Getting a parent back to work paying tax helps the government and the economy. It might help the parent in the long run too because they are less likely to lose their job skills. But we should not pretend that it is for the benefit of the children.

We should also admit that the argument about childcare subsidies prompting parents to return to the workforce does not apply to parents in high-income families. For these families, the decision about whether to stay at home or go back to work depends on nonfinancial motivations. The idea of someone deciding whether or not to return to work based on a childcare subsidy of a few thousand dollars a year while earning several hundred thousand dollars a year cannot be taken seriously.

So, while a case can be made for childcare subsidies for disadvantaged and low-income families, there is no reason whatsoever to provide childcare subsidies to high-income families. In fact, it is immoral to force low-income couples, some of whom have tried and failed to have children, to fund the childcare subsidies of high-income couples who have won the jackpot by having children but do not wish to stay at home to look after them. It is like forcing those in wheelchairs to pay for the running shoes of the able-bodied. My amendment is a measured attempt to confront this immorality.

The government's bill sets childcare subsidies as a percentage of the lesser of the actual childcare fee and a fee cap. The government intends this percentage to drop below 50 per cent once family income exceeds $250,000. The government's bill outlines how the subsidy would then fall on a sliding scale until family income reaches $340,000, where it would remain at 20 per cent of the actual fee or fee cap, up to a maximum of $10,000 a year.

My amendment would commence that reduction in the subsidy below 50 per cent at incomes over $200,000, not $250,000. It would apply the same gradual rate of subsidy withdrawal as in the government's bill, but the withdrawal would not stop at $340,000. It would continue so that, once income reached $350,000, the subsidy would drop to zero.

The government has agreed, in negotiations with me and Senator Hinch, to cease childcare subsidies at $350,000. I commend it for that. However, the government has so far only committed to support Senator Hinch's amendment, which calls for a sudden cessation rather than a sliding decline. A family on an income of $349,000 would go from receiving 20 per cent of the actual fee or fee cap to nothing, simply by receiving a $1,000 bonus.
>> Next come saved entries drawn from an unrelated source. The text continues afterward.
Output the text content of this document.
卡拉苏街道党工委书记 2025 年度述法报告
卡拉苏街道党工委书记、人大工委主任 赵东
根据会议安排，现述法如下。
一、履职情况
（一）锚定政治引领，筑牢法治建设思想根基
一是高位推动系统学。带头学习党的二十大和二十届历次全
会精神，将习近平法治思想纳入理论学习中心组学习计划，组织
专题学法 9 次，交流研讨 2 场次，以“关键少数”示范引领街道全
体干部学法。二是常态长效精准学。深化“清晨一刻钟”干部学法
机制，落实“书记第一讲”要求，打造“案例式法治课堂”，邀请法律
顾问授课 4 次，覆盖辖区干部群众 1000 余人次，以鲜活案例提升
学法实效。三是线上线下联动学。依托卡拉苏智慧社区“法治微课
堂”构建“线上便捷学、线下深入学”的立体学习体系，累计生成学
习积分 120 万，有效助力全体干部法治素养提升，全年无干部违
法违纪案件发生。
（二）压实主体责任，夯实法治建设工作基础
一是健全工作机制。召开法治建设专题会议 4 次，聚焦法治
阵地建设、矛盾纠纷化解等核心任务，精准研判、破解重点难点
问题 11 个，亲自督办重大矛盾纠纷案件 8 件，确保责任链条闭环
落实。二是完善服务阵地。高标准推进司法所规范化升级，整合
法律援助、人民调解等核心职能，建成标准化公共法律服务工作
It is not the best way to do it. Unlike this alternative amendment, my approach would reduce the subsidy for high-income families in the range of $200,000 to $350,000.

Paying money to people with incomes of that kind cannot be defended. It is classic middle-class welfare. In many cases, the money is coming from the taxes of people who are earning far less than that. It leaves less money in the budget to help people who genuinely need help. Back-of-the-envelope calculations suggest that my amendments could affect around 100,000 high-income households and reduce government spending by around half a billion dollars over the forward estimates period. This is important because continuing deficits and growing debt represent a grave disservice to the next generation. My amendment is an opportunity to go some way to reducing this disservice. I commend these amendments to the Senate.